PubMed, Embase, Cochrane library, and Web of Sciences databases were searched up to and including August 2020 to identify randomized controlled trials (RCTs) evaluating the performance of VBNA compared with an NVBNA group. Results were expressed as risk ratio (RR) or mean difference (MD) with accompanying 95% confidence interval (CI).

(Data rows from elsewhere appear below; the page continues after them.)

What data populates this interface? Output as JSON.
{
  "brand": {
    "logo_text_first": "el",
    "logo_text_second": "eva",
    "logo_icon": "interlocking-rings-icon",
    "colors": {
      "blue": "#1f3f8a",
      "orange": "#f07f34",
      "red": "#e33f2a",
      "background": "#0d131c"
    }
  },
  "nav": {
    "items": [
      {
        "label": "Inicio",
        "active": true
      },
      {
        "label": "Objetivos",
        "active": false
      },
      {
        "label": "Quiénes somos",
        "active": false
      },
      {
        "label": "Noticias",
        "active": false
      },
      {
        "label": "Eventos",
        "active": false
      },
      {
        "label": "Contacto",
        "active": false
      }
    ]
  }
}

Six RCTs with 1626 patients were included. The overall diagnostic rate was similar in the VBNA (74.17%) and NVBNA (69.51%) groups, with risk ratio of 1.07 (95% CI: 0.98-1.17). However, in the VBNA group, the total examination time was significantly shorter (MD = -3.94 min, 95% CI: -6.57 to -1.36; = 0.003) than in the NVBNA group. VBNA had superior diagnostic yield than NVBNA for PPLs ⩽ 20 mm (RR = 1.18, 95% CI: 1.05-1.32). In addition, diagnostic yield according to nature of lesion, lesion location in the lung lobe, distance from the hilum, bronchus sign and complications were similar between VBNA and NVBNA groups.
VBNA bronchoscopy did not increase overall diagnostic yield in patients with PPLs compared with NVBNA bronchoscopy. The superiority of VBNA over NVBNA was evident among patients with PPLs ⩽ 20 mm. Future multicenter RCTs are needed for further investigation.

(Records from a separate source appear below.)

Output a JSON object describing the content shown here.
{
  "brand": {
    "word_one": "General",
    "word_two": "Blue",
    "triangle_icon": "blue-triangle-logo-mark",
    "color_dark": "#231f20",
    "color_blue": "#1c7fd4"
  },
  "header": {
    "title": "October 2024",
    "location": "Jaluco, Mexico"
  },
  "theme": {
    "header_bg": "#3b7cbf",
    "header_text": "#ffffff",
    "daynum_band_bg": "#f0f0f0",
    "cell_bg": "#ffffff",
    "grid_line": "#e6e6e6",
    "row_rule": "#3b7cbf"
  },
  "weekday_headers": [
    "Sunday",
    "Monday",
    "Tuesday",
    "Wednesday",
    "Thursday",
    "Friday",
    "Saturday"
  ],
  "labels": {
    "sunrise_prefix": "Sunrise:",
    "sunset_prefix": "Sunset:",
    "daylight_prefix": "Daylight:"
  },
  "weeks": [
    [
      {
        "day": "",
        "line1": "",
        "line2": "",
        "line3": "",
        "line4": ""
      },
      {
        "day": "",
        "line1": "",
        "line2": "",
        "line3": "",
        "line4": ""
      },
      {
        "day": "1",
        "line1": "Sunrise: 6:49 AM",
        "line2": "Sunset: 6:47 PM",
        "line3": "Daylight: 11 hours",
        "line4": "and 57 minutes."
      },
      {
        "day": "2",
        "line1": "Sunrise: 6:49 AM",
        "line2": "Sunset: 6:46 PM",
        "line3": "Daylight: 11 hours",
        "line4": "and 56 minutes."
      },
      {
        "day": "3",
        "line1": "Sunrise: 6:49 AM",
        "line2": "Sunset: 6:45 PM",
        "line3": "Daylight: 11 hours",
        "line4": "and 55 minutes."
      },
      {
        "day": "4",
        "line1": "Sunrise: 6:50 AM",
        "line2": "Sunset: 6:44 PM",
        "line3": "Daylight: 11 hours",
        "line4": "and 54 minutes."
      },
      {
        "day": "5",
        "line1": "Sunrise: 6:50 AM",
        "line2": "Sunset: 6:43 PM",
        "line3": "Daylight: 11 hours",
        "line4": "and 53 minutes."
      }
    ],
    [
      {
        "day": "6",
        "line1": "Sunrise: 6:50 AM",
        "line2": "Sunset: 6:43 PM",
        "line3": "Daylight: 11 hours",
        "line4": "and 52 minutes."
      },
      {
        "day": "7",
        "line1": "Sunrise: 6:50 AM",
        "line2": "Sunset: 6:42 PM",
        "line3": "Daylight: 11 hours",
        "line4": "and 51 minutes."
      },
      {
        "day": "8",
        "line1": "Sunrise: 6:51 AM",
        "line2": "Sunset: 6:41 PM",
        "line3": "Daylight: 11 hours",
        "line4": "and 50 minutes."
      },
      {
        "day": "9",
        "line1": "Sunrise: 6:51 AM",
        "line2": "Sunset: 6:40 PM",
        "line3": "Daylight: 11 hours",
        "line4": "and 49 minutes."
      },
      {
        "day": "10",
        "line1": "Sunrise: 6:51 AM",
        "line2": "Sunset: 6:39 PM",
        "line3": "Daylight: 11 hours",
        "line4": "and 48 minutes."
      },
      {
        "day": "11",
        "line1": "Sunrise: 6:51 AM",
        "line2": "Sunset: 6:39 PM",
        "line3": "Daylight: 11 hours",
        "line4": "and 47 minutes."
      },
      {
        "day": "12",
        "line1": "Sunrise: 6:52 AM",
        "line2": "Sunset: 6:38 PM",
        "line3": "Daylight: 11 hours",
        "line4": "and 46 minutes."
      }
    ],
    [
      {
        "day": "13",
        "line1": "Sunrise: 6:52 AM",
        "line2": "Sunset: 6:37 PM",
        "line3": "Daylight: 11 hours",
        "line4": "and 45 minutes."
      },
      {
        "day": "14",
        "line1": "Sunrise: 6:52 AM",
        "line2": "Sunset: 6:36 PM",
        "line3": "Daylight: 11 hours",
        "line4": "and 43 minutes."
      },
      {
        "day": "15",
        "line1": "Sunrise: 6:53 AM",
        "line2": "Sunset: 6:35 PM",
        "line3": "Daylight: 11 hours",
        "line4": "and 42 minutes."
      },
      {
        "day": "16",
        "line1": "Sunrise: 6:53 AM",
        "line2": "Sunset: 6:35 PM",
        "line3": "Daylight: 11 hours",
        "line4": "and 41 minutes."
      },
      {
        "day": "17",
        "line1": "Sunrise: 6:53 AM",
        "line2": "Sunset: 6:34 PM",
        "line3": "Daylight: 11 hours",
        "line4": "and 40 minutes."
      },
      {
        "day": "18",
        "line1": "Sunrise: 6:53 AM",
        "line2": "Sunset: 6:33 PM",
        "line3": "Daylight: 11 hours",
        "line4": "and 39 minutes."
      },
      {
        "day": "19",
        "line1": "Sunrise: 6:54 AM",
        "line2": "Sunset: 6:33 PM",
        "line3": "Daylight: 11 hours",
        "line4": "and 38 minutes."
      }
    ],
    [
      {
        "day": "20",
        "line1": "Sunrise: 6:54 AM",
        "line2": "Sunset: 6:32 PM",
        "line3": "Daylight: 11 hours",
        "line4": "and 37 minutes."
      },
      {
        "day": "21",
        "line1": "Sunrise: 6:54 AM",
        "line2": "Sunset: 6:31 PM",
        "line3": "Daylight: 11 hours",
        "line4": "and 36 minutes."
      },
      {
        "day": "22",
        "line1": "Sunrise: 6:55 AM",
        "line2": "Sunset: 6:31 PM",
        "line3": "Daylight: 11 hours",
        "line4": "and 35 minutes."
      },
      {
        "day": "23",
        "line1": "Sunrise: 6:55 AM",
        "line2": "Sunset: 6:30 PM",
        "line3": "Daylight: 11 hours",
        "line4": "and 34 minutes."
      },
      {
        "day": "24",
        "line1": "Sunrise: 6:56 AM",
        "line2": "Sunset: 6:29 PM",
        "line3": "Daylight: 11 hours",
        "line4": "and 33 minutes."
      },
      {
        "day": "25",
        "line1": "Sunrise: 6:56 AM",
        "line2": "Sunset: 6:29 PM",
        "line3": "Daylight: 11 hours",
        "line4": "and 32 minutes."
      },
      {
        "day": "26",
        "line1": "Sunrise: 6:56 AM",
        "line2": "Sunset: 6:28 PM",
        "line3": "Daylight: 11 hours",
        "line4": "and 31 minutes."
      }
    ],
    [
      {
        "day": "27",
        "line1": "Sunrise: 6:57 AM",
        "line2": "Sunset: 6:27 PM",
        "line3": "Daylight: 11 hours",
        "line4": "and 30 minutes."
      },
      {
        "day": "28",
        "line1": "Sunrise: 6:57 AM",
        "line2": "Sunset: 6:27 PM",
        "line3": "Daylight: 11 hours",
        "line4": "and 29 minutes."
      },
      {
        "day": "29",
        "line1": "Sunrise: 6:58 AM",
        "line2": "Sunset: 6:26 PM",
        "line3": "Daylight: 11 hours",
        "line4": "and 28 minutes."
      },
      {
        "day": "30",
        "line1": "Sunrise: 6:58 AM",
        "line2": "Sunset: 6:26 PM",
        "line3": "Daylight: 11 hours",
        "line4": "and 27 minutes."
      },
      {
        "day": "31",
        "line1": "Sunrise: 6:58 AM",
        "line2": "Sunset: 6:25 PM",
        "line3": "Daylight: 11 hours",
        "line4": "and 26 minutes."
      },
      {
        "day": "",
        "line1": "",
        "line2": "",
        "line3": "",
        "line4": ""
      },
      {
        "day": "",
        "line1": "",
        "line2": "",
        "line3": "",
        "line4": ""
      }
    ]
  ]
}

虚拟支气管镜导航 (VBN) 等图像引导支气管镜技术已成为辅助外周性肺部病变活检的手段。然而,VBN 辅助(VBNA)支气管镜在诊断外周性肺部病变(PPL)中的作用尚未得到充分确立。本荟萃分析旨在研究 VBN 辅助与非 VBN 辅助(NVBNA)支气管镜检查在诊断 PPL 中的诊断效果。

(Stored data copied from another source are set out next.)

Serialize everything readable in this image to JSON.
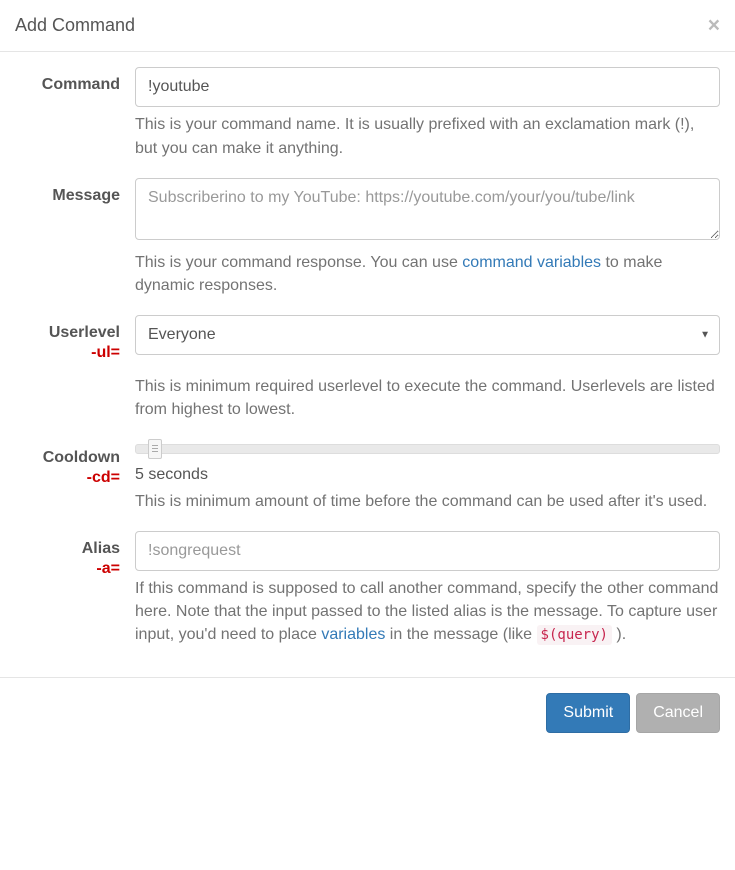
{
  "header": {
    "title": "Add Command"
  },
  "fields": {
    "command": {
      "label": "Command",
      "value": "!youtube",
      "help": "This is your command name. It is usually prefixed with an exclamation mark (!), but you can make it anything."
    },
    "message": {
      "label": "Message",
      "placeholder": "Subscriberino to my YouTube: https://youtube.com/your/you/tube/link",
      "help_before": "This is your command response. You can use ",
      "help_link": "command variables",
      "help_after": " to make dynamic responses."
    },
    "userlevel": {
      "label": "Userlevel",
      "annotation": "-ul=",
      "selected": "Everyone",
      "help": "This is minimum required userlevel to execute the command. Userlevels are listed from highest to lowest."
    },
    "cooldown": {
      "label": "Cooldown",
      "annotation": "-cd=",
      "value_text": "5 seconds",
      "help": "This is minimum amount of time before the command can be used after it's used."
    },
    "alias": {
      "label": "Alias",
      "annotation": "-a=",
      "placeholder": "!songrequest",
      "help_before": "If this command is supposed to call another command, specify the other command here. Note that the input passed to the listed alias is the message. To capture user input, you'd need to place ",
      "help_link": "variables",
      "help_mid": " in the message (like ",
      "help_code": "$(query)",
      "help_after": " )."
    }
  },
  "footer": {
    "submit": "Submit",
    "cancel": "Cancel"
  }
}
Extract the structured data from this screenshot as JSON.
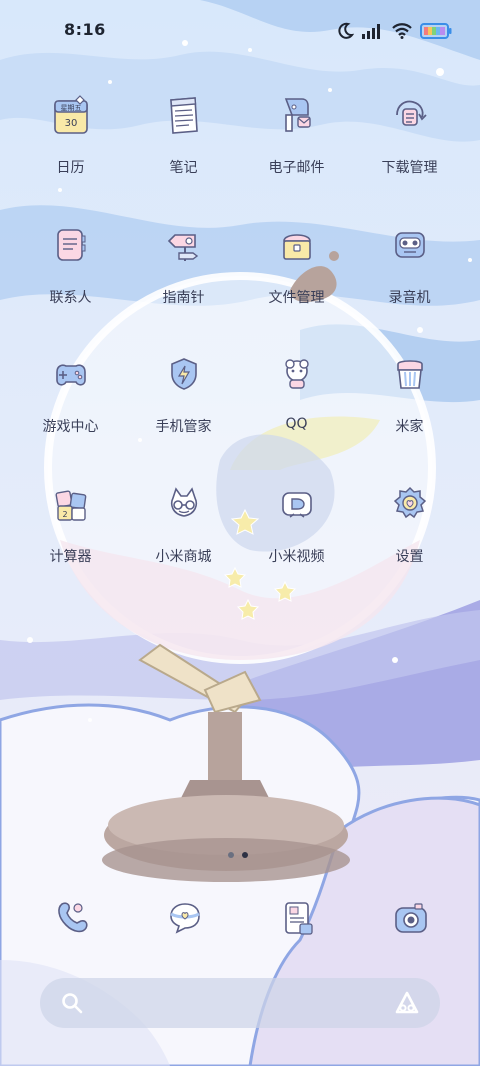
{
  "status_bar": {
    "time": "8:16"
  },
  "apps": [
    {
      "label": "日历",
      "icon": "calendar-icon",
      "icon_text_top": "星期五",
      "icon_text_bottom": "30"
    },
    {
      "label": "笔记",
      "icon": "notes-icon"
    },
    {
      "label": "电子邮件",
      "icon": "email-icon"
    },
    {
      "label": "下载管理",
      "icon": "download-manager-icon"
    },
    {
      "label": "联系人",
      "icon": "contacts-icon"
    },
    {
      "label": "指南针",
      "icon": "compass-icon"
    },
    {
      "label": "文件管理",
      "icon": "file-manager-icon"
    },
    {
      "label": "录音机",
      "icon": "recorder-icon"
    },
    {
      "label": "游戏中心",
      "icon": "game-center-icon"
    },
    {
      "label": "手机管家",
      "icon": "security-icon"
    },
    {
      "label": "QQ",
      "icon": "qq-icon"
    },
    {
      "label": "米家",
      "icon": "mijia-icon"
    },
    {
      "label": "计算器",
      "icon": "calculator-icon"
    },
    {
      "label": "小米商城",
      "icon": "mi-store-icon"
    },
    {
      "label": "小米视频",
      "icon": "mi-video-icon"
    },
    {
      "label": "设置",
      "icon": "settings-icon"
    }
  ],
  "dock": [
    {
      "icon": "phone-icon"
    },
    {
      "icon": "messages-icon"
    },
    {
      "icon": "browser-icon"
    },
    {
      "icon": "camera-icon"
    }
  ],
  "pager": {
    "pages": 2,
    "current": 2
  },
  "colors": {
    "outline": "#5b5f86",
    "label": "#3a3f58",
    "sky": "#cfe2f8",
    "wave": "#a9c9f0",
    "ground": "#e7e2f3"
  }
}
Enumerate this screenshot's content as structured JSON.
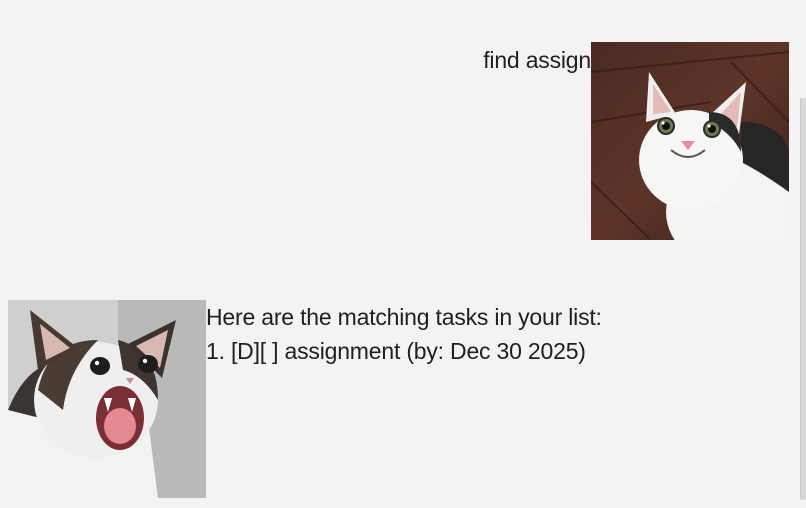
{
  "dialog": {
    "user_message": {
      "text": "find assign",
      "avatar_icon": "user-cat-avatar-icon"
    },
    "bot_message": {
      "lines": [
        "Here are the matching tasks in your list:",
        "1. [D][ ] assignment (by: Dec 30 2025)"
      ],
      "avatar_icon": "bot-cat-avatar-icon"
    }
  },
  "colors": {
    "background": "#f3f3f3",
    "text": "#202020"
  }
}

检索 PubMed、Embase、Cochrane 图书馆和 Web of Sciences 数据库,截至 2020 年 8 月,以评估 VBNA 与 NVBNA 组相比表现的随机对照试验(RCT)为研究对象。结果以风险比(RR)或均数差(MD)及其 95%置信区间(CI)表示。
纳入了 6 项 RCT 共 1626 例患者。VBNA 组(74.17%)与 NVBNA 组(69.51%)的总体诊断率相似,RR 为 1.07(95% CI:0.98-1.17)。然而,在 VBNA 组中,总检查时间明显更短(MD=-3.94 分钟,95% CI:-6.57 至-1.36;=0.003)。VBNA 对 PPLs ⩽20mm 的诊断效果优于 NVBNA(RR=1.18,95% CI:1.05-1.32)。此外,VBNA 与 NVBNA 组在病变性质、肺叶病变位置、距肺门距离、支气管征和并发症等方面的诊断效果相似。
与 NVBNA 支气管镜检查相比,VBNA 支气管镜检查并未增加 PPL 患者的总体诊断效果。在 PPLs ⩽20mm 的患者中,VBNA 优于 NVBNA。需要进一步开展多中心 RCT 以进行更深入的研究。